Пьеса «Прощай, село» не вышла в те годы к широкому зрителю. Сейчас она как бы тускнеет в ореоле популярной «97», что представляется не совсем справедливым.
В сущности, «сельская» трилогия Кулиша — явление уникальное, не имеющее аналогий в советской драматургии. На нее смело можно было бы распространить слова режиссера П. Березы-Кудрицкого, сказанные о двух первых пьесах драматурга: «Автор просто кричит: присмотритесь к селу, прислушайтесь к его потребностям. Помогите ему. Любите его». Чуть скорбная, требовательная любовь Кулиша к своим героям («Люблю голоту. Сердцем ее люблю») не может оставить равнодушным и сегодняшнего читателя.
Эпическая трилогия Кулиша — благодарный материал для анализа процессов, происходивших в украинском селе 20-х годов. Однако было бы неверно отнести ее к произведениям, имеющим только историко-познавательное значение. Она продолжает жить и как явление эстетическое на сцене современного советского театра.

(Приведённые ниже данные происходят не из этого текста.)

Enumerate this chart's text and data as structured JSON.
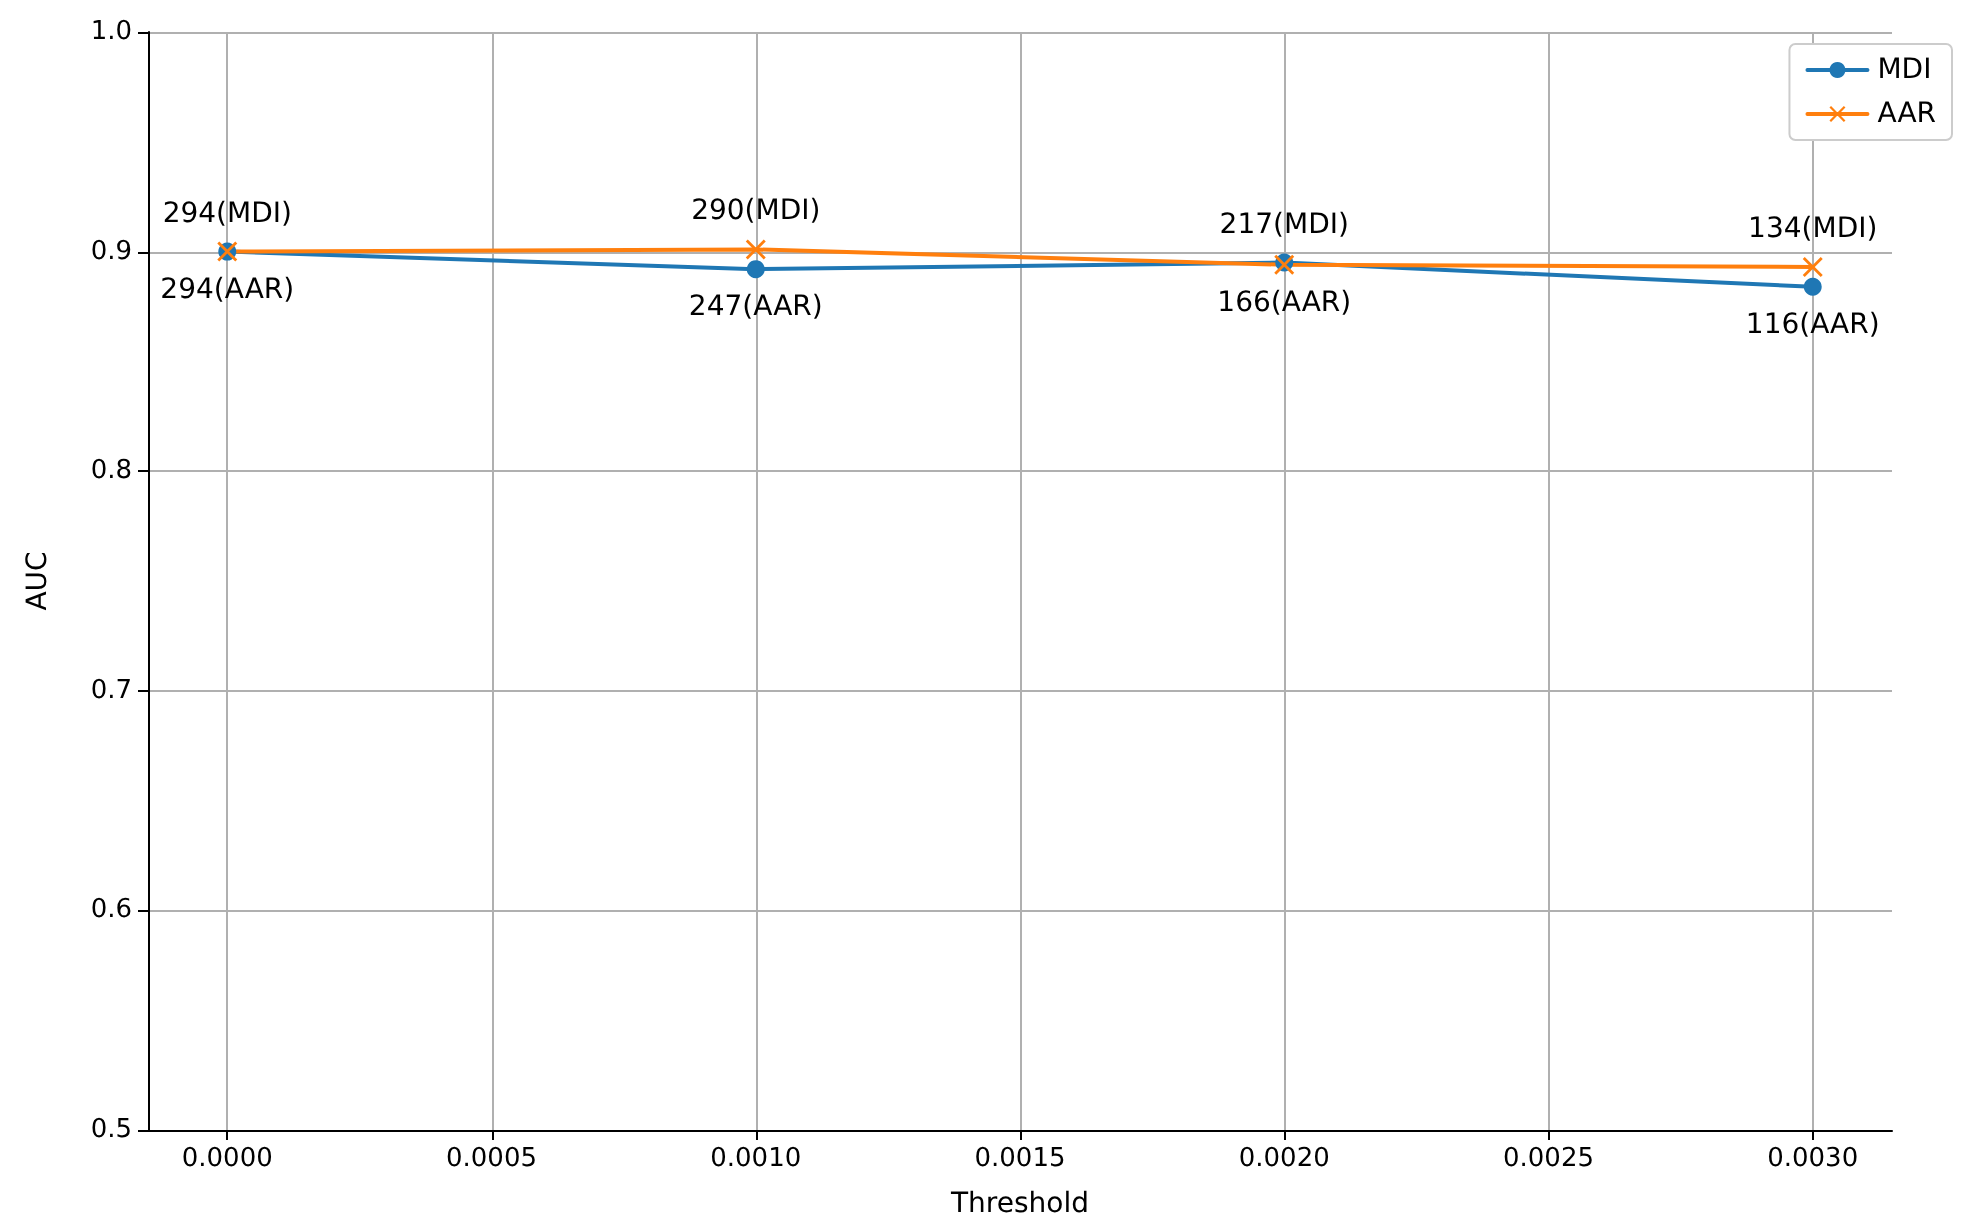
{
  "chart_data": {
    "type": "line",
    "xlabel": "Threshold",
    "ylabel": "AUC",
    "x": [
      0,
      0.001,
      0.002,
      0.003
    ],
    "series": [
      {
        "name": "MDI",
        "color": "#1f77b4",
        "marker": "circle",
        "values": [
          0.9,
          0.892,
          0.895,
          0.884
        ]
      },
      {
        "name": "AAR",
        "color": "#ff7f0e",
        "marker": "cross",
        "values": [
          0.9,
          0.901,
          0.894,
          0.893
        ]
      }
    ],
    "xlim": [
      -0.00015,
      0.00315
    ],
    "xticks": [
      {
        "value": 0,
        "label": "0.0000"
      },
      {
        "value": 0.0005,
        "label": "0.0005"
      },
      {
        "value": 0.001,
        "label": "0.0010"
      },
      {
        "value": 0.0015,
        "label": "0.0015"
      },
      {
        "value": 0.002,
        "label": "0.0020"
      },
      {
        "value": 0.0025,
        "label": "0.0025"
      },
      {
        "value": 0.003,
        "label": "0.0030"
      }
    ],
    "ylim": [
      0.5,
      1.0
    ],
    "yticks": [
      {
        "value": 0.5,
        "label": "0.5"
      },
      {
        "value": 0.6,
        "label": "0.6"
      },
      {
        "value": 0.7,
        "label": "0.7"
      },
      {
        "value": 0.8,
        "label": "0.8"
      },
      {
        "value": 0.9,
        "label": "0.9"
      },
      {
        "value": 1.0,
        "label": "1.0"
      }
    ],
    "annotations": [
      {
        "text": "294(MDI)",
        "x": 0,
        "y": 0.9
      },
      {
        "text": "294(AAR)",
        "x": 0,
        "y": 0.9
      },
      {
        "text": "290(MDI)",
        "x": 0.001,
        "y": 0.901
      },
      {
        "text": "247(AAR)",
        "x": 0.001,
        "y": 0.892
      },
      {
        "text": "217(MDI)",
        "x": 0.002,
        "y": 0.895
      },
      {
        "text": "166(AAR)",
        "x": 0.002,
        "y": 0.894
      },
      {
        "text": "134(MDI)",
        "x": 0.003,
        "y": 0.893
      },
      {
        "text": "116(AAR)",
        "x": 0.003,
        "y": 0.884
      }
    ],
    "grid": true,
    "legend": "top right",
    "line_style": "solid"
  }
}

В 1925 году Кулиш переезжает в Харьков. В этот период на Украине развернулась большая работа по ликвидации последствий национального гнета в царской России. В резолюции «О Советской власти на Украине», принятой ЦК РКП в 1919 году, говорилось: «Ввиду того, что украинская культура (язык, школа и т. д.) в течение веков подавлялась царизмом и эксплуататорскими классами России, ЦК РКП вменяет в обязанность всем членам партии всеми средствами содействовать устранению всех препятствий к свободному развитию украинского языка и культуры»[11].

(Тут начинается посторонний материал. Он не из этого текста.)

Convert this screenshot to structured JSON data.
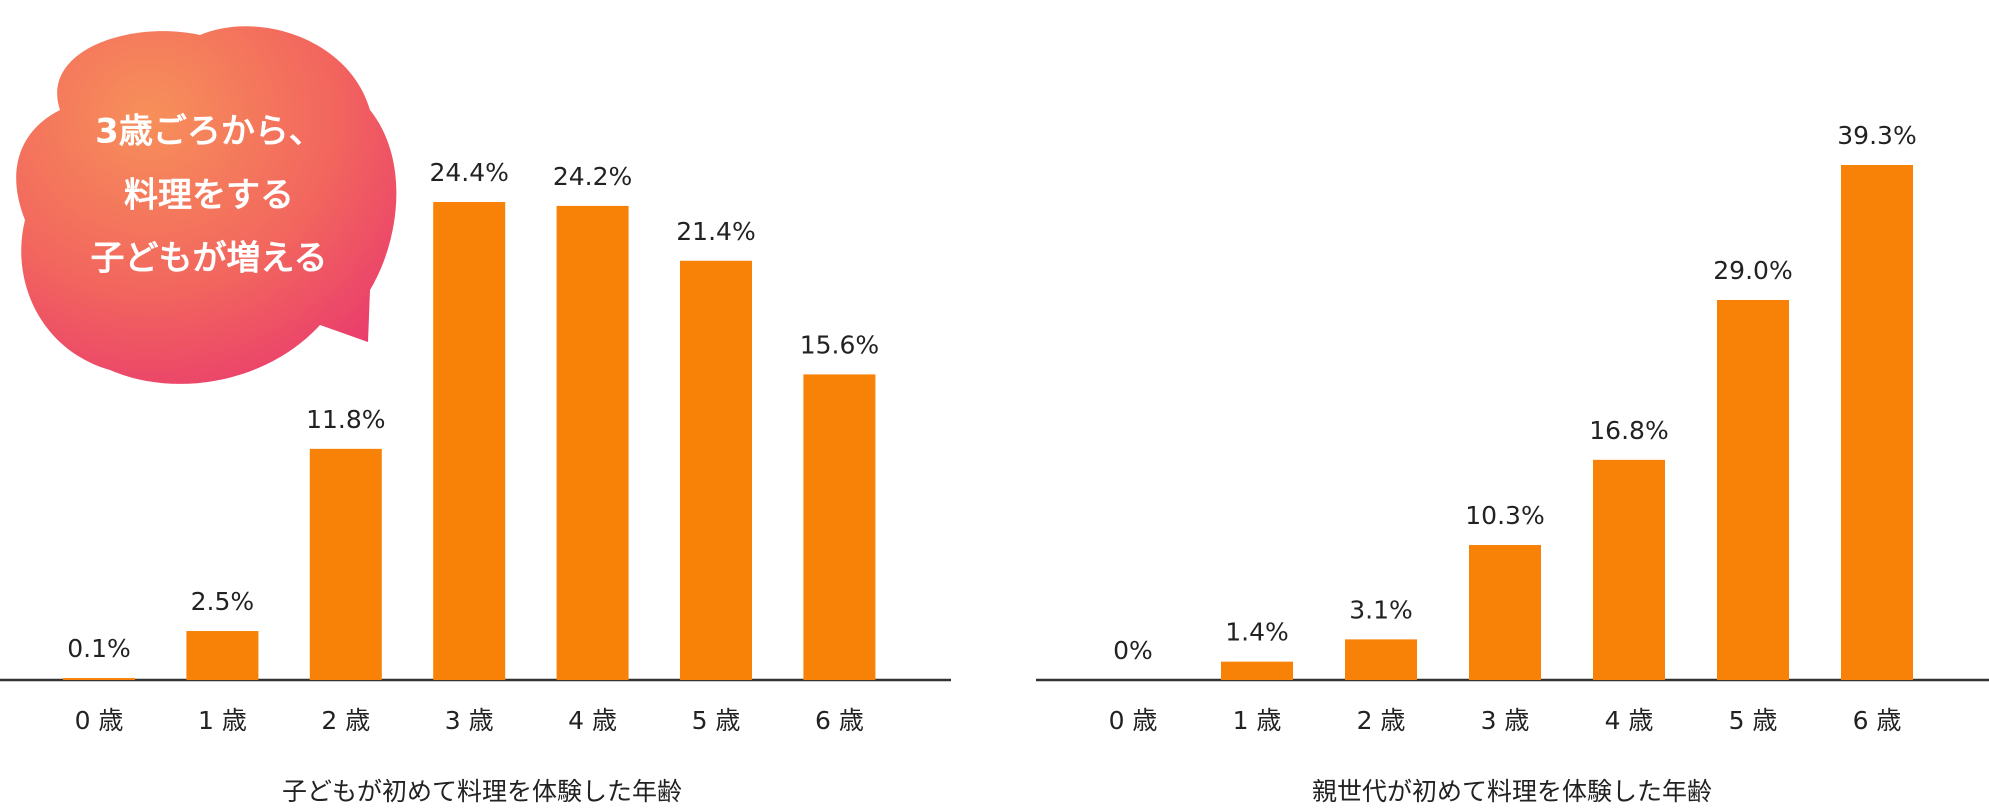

Кулиш активно включается в культурную жизнь тогдашней столицы Украины. И если из интернациональной Одессы он жаловался, что вокруг «нет живой естественной украинской речи… Вот почему трудно писать и трудно творить. Чувствуешь себя под стеклянным колпаком», то в Харькове тех лет, который буквально трещал под напором тысяч новых жителей, все тверже укреплялся украинский язык.
В среде нарождающейся интеллигенции, которая закладывала основы социалистической культуры, Микола Кулиш (Гурович, как именовали его по отчеству друзья) становится заметной фигурой. Поэт Валериан Полищук, поближе познакомившись с Кулишом в 1934 году, восхищенно напишет о нем: «Ох и вкусный, первобытный хохол. Вот так за внешней формой простачка, за скромностью — такая мощнейшая культура, страсть и сила, художественная сила… Это человек несомненно очень сильный и эмоционально принципиальный. Его ничто, кажется, не сломает…»
С 1926 года он председатель «Утодика» — Общества по защите прав драматургов и композиторов. Кулиш старательно развивает издательскую деятельность Общества, налаживает связи с драматургами Москвы, Ленинграда, других республик страны.
В том же году Кулиша избирают президентом литературной организации «Вапліте» (Вольная академия пролетарской литературы). Деятельность этой организации имела свои недостатки, но в те годы она объединила немало талантливых писателей Украины, в списке ее членов значились: П. Тычина, М. Бажан, А. Довженко, И. Сенченко, П. Панч, Ю. Смолич, Ю. Яновский, И. Днепровский, Л. Квитко и другие. Сложности столкновений между различными литературными организациями («Вапліте», «ВУСПП», «Молодняк») вызвали не только резкую критику в адрес Кулиша, но и дали повод для необоснованных политических обвинений, что привело позднее к трагической гибели писателя. В 1934 году он был арестован.
Несмотря на большую занятость общественной деятельностью, основное внимание Кулиша отдано творчеству. Он работает напряженно, хотя, как и многие художники, знает полосы сомнений, разочарований, — вплоть до прямого решения не писать пьесы или вовсе уйти из литературы. Кулиш преодолевал кризисные точки, находя опору в гуманистическом понимании смысла писательской деятельности. Драматург стремился показать современникам картины их жизни и помочь им понять происходящие события. Для художника это составляло трудную задачу.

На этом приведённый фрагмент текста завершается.